У Симонова это бывало: держался, держался — и в самый последний момент скисал, не выдерживал давления, а давление на него, конечно, было огромное.
Первую любовь не забываешь, первое разочарование тоже. Не раз потом, встречаясь с Симоновым, я убеждался, что благородного, порядочного в нем было куда больше, чем слабостей. Но долго еще присутствовало при нашем общении свернутое калачиком, упрятанное вглубь воспоминание о том собрании. Спросить его напрямую не хватало духу. Да и что он мог ответить? Легко судить тем, кто сидел в сторонке, ни за что не отвечал, — домашние чистюли, которые сами ничего не отстояли, не участвовали, не избирались, не выступали… В те годы деятельность мешала блюсти душевную гигиену.

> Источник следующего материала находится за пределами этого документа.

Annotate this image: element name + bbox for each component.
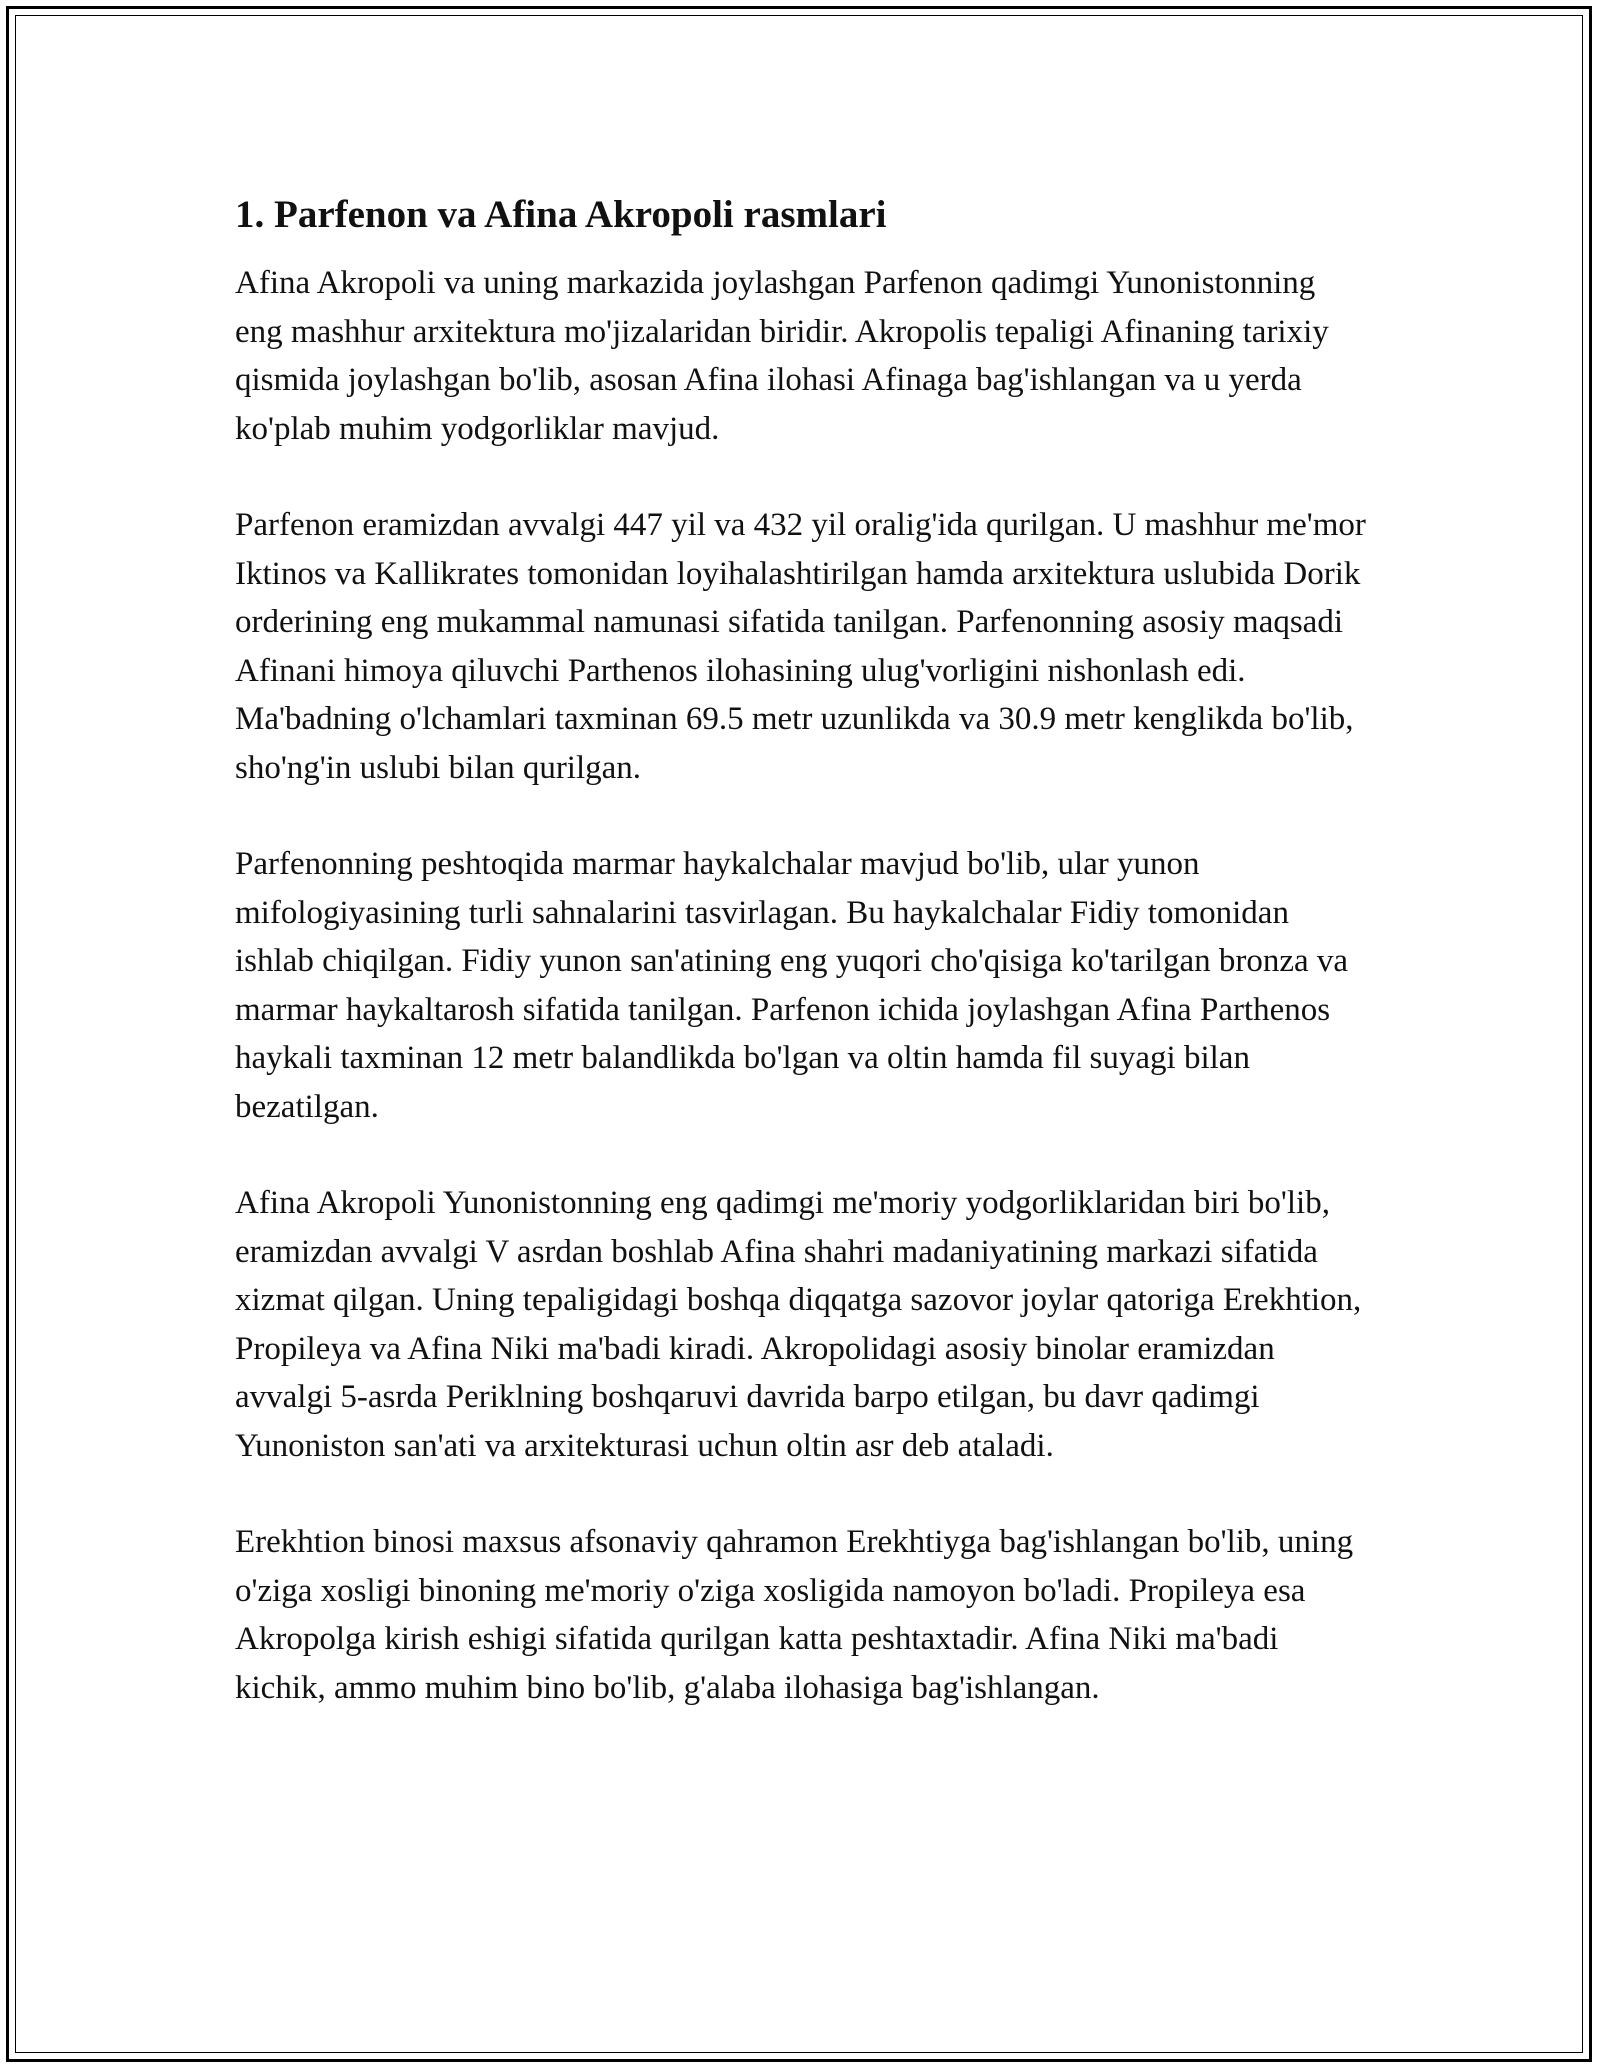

Однажды, при мне, к Симонову обратились студенты Ленинградского пединститута с просьбой выступить у них. Он отказался. Как-то излишне сердито отказался. Они удивились — в чем дело, почему? Он пояснил, что это к ним не относится. Вообще не хочет выступать. “Врать не хочу, — запинаясь, сказал он, — а говорить, что думаю, — не могу. Вот так”. Признание это в какой-то мере приоткрыло тяжкий труд его совести, и что-то я понял, далеко не все, но понял хотя бы, почему прощаю ему так много.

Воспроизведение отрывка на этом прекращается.